Biden initially claimed he didn’t believe he had the authority to cancel student debt beyond $10,000, passing the buck to Congress. Then, under mounting pressure, he asked Cardona to prepare a memo on his ability to cancel $50,000. Given Biden’s evident willingness to use imaginary red tape to excuse inaction on urgent issues, it seems likely that he has actually asked Cardona to give him a reason not to write down $50,000.

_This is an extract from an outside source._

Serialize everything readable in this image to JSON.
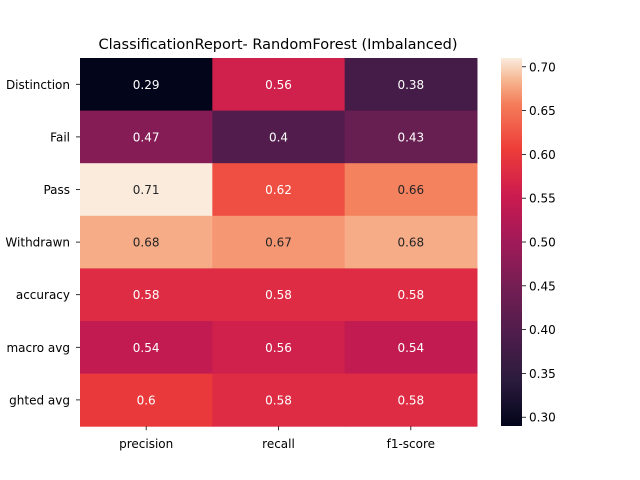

In lieu of broad-based cancelation, the administration has made a series of commitments to specific groups of borrowers. Yet even in these cases, the Department of Education has not made relief straightforwardly available to all who are entitled to it. Advocates complain that the office of Federal Student Aid is still playing by DeVos’s rule book, obstructing state- and Consumer Financial Protection Bureau–led efforts to ensure loan servicers are following the law. In February, Biden’s Department of Justice helped DeVos fight a subpoena requiring her to testify about her former department’s slow-walk and subsequent “Kafkaesque” denial of relief for students cheated by for-profit universities.

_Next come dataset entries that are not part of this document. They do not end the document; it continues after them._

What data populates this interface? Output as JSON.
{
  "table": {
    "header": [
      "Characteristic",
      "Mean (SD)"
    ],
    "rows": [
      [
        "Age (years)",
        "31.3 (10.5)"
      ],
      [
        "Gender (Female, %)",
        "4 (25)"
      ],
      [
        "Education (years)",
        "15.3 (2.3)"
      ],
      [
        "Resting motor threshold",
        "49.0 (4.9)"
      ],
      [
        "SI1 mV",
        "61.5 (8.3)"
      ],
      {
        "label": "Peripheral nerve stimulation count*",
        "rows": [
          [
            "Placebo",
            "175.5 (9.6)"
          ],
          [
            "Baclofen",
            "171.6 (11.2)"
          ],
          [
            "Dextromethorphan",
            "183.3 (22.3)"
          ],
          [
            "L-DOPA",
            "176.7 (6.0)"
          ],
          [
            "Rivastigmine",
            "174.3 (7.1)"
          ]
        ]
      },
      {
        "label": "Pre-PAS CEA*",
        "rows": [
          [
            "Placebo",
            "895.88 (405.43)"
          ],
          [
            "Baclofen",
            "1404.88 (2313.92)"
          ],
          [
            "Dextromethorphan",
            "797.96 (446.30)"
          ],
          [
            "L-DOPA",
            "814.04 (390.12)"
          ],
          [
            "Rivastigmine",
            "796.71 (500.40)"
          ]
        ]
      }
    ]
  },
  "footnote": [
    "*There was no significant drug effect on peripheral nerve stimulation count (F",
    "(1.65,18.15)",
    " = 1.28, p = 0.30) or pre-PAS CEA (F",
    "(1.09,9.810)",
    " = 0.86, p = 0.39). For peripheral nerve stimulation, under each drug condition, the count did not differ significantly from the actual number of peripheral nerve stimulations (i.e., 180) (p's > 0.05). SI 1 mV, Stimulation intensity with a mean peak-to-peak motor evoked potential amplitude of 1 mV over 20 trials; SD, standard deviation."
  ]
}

It shouldn’t surprise us that Credit Card Joe is no friend to borrowers. Biden himself supported the 2005 bill that effectively excluded student debt from bankruptcy proceedings. Still, it’s undeniable that widespread attention and organizing have moved the needle on this issue. We need to keep up the pressure.
Free College
Over the past three decades, as state support has plummeted, college tuition rates have risen about eight times faster than wages.

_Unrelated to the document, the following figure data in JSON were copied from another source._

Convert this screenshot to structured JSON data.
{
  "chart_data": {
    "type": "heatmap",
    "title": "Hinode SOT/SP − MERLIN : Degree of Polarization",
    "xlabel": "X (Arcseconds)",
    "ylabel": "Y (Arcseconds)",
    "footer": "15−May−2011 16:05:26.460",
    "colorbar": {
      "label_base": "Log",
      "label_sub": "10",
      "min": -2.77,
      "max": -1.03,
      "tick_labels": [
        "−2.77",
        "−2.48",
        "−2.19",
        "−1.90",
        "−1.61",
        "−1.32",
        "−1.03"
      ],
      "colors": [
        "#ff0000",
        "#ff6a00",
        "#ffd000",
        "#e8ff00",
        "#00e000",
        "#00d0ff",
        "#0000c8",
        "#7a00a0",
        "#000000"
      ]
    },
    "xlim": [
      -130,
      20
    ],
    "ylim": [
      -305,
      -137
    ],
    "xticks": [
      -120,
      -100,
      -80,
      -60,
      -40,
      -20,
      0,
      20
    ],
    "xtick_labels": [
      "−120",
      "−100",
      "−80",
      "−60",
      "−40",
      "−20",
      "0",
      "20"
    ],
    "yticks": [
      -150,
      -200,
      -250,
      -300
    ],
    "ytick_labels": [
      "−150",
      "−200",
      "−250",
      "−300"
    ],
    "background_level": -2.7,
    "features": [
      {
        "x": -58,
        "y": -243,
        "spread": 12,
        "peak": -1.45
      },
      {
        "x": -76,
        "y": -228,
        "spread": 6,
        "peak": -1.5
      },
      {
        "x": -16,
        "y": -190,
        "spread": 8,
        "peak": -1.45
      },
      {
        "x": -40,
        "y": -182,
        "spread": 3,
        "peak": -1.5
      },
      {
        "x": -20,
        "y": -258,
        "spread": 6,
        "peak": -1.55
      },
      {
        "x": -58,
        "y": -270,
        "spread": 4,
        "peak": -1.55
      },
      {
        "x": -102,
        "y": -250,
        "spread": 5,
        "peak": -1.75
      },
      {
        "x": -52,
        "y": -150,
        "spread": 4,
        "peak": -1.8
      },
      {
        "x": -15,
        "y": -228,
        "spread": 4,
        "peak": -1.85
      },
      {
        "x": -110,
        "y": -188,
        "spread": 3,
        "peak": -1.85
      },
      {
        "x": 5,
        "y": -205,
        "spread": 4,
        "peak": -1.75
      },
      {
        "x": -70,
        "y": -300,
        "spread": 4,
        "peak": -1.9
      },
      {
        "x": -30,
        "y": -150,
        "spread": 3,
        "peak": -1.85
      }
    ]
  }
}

Multiple mechanisms, including the “settlement and compromise” authority that enables the executive to cancel student debt, could be used to make state schools, community colleges, and vocational/ technical schools effectively tuition- and fee-free. This would go a long way toward decreasing inequality and checking the market’s corruption of academia. (With the Department of Education footing tuition bills, schools might decide to raise prices even higher, but regulations could address that problem.)
Biden’s American Families Plan proposes two years of free community college, increased Pell grants, funding to improve graduation rates at schools serving low-income students, and funding to make two years tuition-free for qualifying students at minority-serving institutions. This complicated patchwork of ideas is better than nothing.
But again, the president can make both two- and four-year state schools free for students without help from Congress.
The Education System We Deserve
We need elected officials who are willing to draw a line around education and say: “This must be a public good, protected from the market.” Joe Biden is no such leader. And following the pandemic’s disruption, market forces are clamoring at the gates, hawking the latest edu-solutions to problems capitalism gave us.
Still, it’s possible that we will see progress during Biden’s presidency. He’s shown an appetite for boosting spending. School reform has been an unambiguous failure, and ballooning tuition and student debt are causing troublesome ripples elsewhere in the economy. Some sort of change will have to occur.
If we organize in the places where we hold power — where we work and where we send our kids to school — we can fight for the education system we all deserve.